Because there is nothing in this world without its perils, even the (over)consumption of green beans can have its inconveniences. There are documented cases of individuals allergic to green beans, although there are no mentions of life-threatening symptoms or cases. Another warning sign includes people who suffer from dysfunctions causing mineral deficiencies because green beans contain phytic acid, a substance that accentuates the condition. This can be avoided, however, by not eating the beans raw. Another potentially problematic substance present in green beans is lectins (proteins that bind certain structures in carbohydrates) which inhibit certain sensitive people from consuming too many green beans because, in these particular cases, a whole range of digestive discomforts can occur.

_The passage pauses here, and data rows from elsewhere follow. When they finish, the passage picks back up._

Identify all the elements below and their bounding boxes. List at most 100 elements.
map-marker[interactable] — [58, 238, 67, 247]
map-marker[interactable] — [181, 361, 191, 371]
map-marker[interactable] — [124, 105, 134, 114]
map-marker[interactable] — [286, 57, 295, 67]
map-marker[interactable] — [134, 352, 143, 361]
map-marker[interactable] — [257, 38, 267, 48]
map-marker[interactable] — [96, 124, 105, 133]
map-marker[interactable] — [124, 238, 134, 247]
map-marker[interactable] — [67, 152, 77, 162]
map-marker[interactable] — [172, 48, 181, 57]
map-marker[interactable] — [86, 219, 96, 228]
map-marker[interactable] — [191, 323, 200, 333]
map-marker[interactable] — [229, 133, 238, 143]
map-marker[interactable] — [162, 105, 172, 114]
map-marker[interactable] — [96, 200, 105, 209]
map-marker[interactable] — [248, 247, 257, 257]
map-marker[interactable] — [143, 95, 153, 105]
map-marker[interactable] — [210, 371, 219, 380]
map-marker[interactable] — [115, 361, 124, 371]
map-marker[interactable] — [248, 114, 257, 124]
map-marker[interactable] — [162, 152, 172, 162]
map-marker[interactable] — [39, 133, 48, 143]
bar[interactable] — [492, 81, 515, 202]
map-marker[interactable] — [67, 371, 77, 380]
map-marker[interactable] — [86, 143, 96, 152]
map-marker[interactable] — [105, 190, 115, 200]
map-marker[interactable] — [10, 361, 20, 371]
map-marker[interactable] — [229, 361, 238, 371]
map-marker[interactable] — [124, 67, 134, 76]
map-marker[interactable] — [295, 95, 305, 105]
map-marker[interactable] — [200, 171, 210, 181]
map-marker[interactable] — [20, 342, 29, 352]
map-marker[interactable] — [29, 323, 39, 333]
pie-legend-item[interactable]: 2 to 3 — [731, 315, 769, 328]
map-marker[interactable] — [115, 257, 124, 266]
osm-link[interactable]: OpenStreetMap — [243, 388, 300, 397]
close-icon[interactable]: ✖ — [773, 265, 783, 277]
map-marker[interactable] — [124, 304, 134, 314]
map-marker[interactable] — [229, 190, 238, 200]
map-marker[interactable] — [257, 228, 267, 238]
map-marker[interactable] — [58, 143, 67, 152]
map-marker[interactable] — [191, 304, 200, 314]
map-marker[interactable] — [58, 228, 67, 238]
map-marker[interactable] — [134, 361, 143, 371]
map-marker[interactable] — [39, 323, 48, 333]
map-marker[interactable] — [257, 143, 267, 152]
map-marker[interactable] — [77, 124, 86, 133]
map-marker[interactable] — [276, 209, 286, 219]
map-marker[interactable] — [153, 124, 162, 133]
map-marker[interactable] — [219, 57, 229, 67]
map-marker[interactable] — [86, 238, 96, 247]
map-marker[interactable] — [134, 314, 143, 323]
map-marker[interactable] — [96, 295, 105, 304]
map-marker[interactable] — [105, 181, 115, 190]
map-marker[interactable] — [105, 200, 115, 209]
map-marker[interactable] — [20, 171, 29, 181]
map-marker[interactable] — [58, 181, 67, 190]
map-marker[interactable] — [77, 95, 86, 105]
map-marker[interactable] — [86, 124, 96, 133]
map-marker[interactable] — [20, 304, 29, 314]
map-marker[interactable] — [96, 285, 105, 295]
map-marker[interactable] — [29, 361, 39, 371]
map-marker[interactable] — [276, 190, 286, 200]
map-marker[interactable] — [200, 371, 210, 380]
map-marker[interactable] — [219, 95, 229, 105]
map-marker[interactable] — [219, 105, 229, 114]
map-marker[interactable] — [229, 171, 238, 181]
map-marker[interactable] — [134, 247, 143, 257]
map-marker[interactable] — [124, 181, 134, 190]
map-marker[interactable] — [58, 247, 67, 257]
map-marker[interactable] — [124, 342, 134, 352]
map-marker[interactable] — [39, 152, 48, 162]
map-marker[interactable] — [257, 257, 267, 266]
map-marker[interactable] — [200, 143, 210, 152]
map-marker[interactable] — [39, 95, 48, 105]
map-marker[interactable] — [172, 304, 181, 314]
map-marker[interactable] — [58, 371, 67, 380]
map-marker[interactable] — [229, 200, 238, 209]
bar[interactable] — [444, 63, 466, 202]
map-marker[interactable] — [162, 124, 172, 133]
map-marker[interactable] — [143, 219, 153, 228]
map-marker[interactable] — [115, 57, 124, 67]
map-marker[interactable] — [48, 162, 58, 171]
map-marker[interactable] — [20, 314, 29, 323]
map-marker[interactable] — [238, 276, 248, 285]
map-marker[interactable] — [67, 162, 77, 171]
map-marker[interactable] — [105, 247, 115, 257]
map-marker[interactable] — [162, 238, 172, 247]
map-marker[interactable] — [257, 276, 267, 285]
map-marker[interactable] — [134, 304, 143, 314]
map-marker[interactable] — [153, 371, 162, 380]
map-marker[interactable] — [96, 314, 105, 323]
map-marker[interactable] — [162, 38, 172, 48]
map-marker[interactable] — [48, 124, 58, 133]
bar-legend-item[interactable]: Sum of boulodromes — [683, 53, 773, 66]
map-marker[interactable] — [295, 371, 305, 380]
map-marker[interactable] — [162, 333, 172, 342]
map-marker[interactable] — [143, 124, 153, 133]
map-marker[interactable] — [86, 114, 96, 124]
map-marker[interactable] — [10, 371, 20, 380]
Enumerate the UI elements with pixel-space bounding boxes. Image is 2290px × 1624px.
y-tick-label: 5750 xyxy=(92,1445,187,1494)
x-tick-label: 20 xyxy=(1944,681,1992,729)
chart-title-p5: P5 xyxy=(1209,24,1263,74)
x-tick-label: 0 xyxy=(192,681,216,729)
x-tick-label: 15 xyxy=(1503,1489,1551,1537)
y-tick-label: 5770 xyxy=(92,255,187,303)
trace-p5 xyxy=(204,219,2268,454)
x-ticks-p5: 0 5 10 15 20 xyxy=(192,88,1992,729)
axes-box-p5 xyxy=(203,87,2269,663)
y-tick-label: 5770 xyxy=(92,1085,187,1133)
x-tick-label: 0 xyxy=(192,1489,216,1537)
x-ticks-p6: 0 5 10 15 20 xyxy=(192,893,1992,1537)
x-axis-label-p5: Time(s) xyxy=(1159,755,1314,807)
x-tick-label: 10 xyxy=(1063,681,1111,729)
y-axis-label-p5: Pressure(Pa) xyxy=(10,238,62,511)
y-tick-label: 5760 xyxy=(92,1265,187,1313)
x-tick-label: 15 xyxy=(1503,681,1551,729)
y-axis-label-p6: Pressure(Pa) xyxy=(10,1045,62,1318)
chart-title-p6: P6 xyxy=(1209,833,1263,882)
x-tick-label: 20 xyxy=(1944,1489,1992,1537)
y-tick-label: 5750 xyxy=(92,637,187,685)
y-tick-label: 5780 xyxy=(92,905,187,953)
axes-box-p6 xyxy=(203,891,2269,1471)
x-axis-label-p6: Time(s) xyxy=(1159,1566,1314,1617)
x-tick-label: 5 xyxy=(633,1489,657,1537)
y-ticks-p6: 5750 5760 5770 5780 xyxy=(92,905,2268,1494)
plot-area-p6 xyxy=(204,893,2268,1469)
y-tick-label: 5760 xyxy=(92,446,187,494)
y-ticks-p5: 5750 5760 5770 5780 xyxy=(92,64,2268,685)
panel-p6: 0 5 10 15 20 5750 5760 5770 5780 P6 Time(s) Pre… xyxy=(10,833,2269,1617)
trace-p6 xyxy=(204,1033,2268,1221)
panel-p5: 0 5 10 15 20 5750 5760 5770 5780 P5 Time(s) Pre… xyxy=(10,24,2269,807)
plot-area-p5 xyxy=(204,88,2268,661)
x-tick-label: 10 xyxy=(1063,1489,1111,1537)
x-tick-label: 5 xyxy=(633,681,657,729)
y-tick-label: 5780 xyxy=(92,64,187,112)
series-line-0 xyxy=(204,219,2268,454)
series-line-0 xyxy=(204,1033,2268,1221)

Tips on Cooking and Green Beans Dishes

nicoise_salad_500x500As we have seen from the nutritional profile and the impressive health benefits that green beans may have, they are truly wondrous vegetables, yet from the standpoint of taste, they are definitely not everybody’s cup of tea and, if there is any inter-generational continuity anywhere, this is particularly the case for children.

We will leave aside hints on using green beans for tasty dishes for a while to inform you that the first step one should take in preserving the nutrients in green beans while subjecting them to thermal treatment is through Healthy Steaming. This is also a great way for preserving their natural flavor, something that is lost through boiling, for example. All you have to do is fill a steamer pot with no more than 2 inches of water, rinse the green beans while waiting for the water to reach boiling point and steam them whole (this aspect is critical) for no more than 5 minutes. After this is realized, you can incorporate green beans into any of these healthy, tasty dishes:

  • Niçoise Salad – there are many variations of this classic dish, yet this one is 100 percent vegetarian and should bring the best out your green beans, especially if the procedure of Healthy Steaming is respected.
  • Marinated Bean Salad – a big bowl of marinated bean salad works wonders for people with a hectic schedule as it lends itself to long term storage in the refrigerator, it should become one of your family’s vegan staples.
  • Sesame Green Beans – the example we have chosen adds a bit of chicken to the mixture, yet there is nothing wrong with leaving it aside.
  • 5-Minute Green Beans – one may experiment with a host of different cheeses and green beans, this recipe guest stars goat cheese.
  • Green Beans & Cherry Tomatoes – the combination of tomatoes, garlic and pepper has served the Italians well for a few centuries now, so why shouldn’t one coat green beans with the established mixture?